In 2010, Mediterranean Bank acquired a majority stake in Charts.

Mediterranean Bank opened a subsidiary in Belgium in 2013 under the name MeDirect. In 2015 the Belgian subsidiary obtained a Belgian banking license and operates as a direct bank.

The bank grew in Malta, creating branches in Sliema and Gozo, and acquiring Volksbank Malta Limited in 2014.

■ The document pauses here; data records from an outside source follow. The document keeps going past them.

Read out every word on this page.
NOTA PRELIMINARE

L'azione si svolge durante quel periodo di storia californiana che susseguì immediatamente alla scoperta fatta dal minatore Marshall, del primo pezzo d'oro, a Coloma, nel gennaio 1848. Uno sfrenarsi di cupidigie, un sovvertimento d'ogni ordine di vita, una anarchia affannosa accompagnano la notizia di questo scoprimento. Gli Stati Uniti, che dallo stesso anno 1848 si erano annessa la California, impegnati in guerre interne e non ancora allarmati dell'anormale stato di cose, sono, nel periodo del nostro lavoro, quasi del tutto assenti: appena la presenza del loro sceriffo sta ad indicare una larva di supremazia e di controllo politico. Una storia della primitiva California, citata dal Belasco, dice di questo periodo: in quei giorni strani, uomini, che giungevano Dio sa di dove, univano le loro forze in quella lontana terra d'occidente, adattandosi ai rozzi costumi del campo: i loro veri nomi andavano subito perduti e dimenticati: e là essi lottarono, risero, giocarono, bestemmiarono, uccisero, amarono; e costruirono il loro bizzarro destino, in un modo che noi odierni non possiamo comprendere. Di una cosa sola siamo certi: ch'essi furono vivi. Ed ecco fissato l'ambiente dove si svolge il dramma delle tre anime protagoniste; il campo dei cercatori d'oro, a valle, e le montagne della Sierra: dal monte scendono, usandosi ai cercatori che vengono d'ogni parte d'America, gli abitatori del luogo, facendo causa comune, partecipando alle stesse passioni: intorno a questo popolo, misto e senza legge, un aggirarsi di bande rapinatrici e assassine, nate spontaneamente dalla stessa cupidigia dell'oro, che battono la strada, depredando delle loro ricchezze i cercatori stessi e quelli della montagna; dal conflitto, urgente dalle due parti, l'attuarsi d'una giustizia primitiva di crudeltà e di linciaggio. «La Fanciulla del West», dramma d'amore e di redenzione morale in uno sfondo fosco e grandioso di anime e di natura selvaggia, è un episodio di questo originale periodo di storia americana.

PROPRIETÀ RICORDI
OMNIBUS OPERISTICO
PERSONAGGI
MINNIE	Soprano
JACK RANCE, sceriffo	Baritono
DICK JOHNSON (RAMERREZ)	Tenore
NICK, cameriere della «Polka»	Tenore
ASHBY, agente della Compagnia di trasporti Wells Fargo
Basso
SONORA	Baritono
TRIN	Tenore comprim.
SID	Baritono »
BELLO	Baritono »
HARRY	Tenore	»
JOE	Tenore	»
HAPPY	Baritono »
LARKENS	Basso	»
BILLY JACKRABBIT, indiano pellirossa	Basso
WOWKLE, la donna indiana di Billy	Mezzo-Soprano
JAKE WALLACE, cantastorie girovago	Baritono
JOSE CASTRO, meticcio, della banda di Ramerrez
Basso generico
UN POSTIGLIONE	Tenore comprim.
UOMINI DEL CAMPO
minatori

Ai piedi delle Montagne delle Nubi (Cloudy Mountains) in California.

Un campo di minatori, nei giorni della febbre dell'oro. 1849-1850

In 2014, Mediterranean Bank became Malta's third largest bank.

=== New name and developments ===
In 2017, Mediterranean Bank renamed itself to MeDirect Bank (Malta) plc..

In 2021, MeDirect launched its home loans service in Malta.

In 2023, MeDirect launched its card services and hence entered the daily banking market.

As at 31 December 2024, the MDB Group (to which MeDirect belongs) had a total of more than 155,000 customers who hold more than €5.9 billion in assets.

=== Purchase by Banka Creditas ===
MeDirect Bank (Malta) plc announced that it had been notified in August 2025 that the European Central Bank would not object to the purchase by Banka Creditas of all shares of MDB Group Limited, MeDirect Bank (Malta) plc's parent company.

In September 2025, it was announced that Prague-based Banka Creditas had completed the purchase of MDB Group Limited, the parent company of MeDirect.